Au vu de ce qui précède, la chambre du conseil constate que les conditions légales de forme et de fond justifiant la remise de PERSONNE1.) aux autorités portugaises, en vue de l’exécution d’une peine d’emprisonnement de deux ans, un mois et huit jours mentionnée dans le mandat d’arrêt européen du 20 octobre 2021 sont remplies, de sorte qu’il y a lieu de faire droit à la requête du procureur d'État.
PAR CES MOTIFS :
la chambre du conseil du Tribunal d’arrondissement de et à Luxembourg,
déclare recevable et fondée la requête du procureur d’État déposée le 20 janvier 2022,
décide qu’il y a lieu à remise aux autorités portugaises de PERSONNE1.) aux fins de l’exécution d’une peine d’emprisonnement telle que mentionnée dans le mandat d’arrêt européen du 20 octobre 2021 émanant du Dr PERSONNE DE JUSTICE1.) , juge auprès du Tribunal de l’exécution des peines de Lisbonne (P),
laisse les frais de l’instance à charge de l’État.
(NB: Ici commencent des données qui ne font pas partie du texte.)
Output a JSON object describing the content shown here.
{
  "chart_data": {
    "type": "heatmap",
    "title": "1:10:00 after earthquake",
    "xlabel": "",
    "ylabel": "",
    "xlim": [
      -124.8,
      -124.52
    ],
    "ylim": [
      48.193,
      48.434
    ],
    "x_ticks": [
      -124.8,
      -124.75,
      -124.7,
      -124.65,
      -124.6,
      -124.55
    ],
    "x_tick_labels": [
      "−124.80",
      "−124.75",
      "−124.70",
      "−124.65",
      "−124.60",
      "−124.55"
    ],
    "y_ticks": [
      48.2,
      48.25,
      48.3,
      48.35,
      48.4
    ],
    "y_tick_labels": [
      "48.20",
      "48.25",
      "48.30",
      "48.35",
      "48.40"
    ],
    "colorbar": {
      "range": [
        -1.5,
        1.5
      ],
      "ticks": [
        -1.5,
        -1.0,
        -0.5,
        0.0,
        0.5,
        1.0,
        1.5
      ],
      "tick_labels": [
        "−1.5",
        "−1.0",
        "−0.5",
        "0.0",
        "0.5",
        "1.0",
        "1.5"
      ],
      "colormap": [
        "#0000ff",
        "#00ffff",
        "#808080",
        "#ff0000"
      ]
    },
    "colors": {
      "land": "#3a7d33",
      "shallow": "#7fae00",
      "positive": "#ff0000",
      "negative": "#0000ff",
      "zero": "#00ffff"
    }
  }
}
Ainsi fait, jugé et prononcé en audience publique au Tribunal d’arrondissement de et à Luxembourg, date qu’en tête, par MAGISTRAT5.) , vice-président, MAGISTRAT6.), juge, et MAGISTRAT7.), juge-délégué, en présence d’MAGISTRAT8.), représentante du Parquet, et de GREFFIER2.), greffier.
Cette ordonnance est susceptible d’appel devant la chambre du conseil de la Cour d’appel. L’appel doit être interjeté dans les formes et délais prévus à l’article 13 de la loi modifiée du 17 mars 2004 relative au mandat d’arrêt européen et aux procédures de remise entre États membres de l’Union européenne, en se présentant auprès du greffe de la chambre du conseil dans les 3 jours qui court à compter du jour de la notification de la présente ordonnance.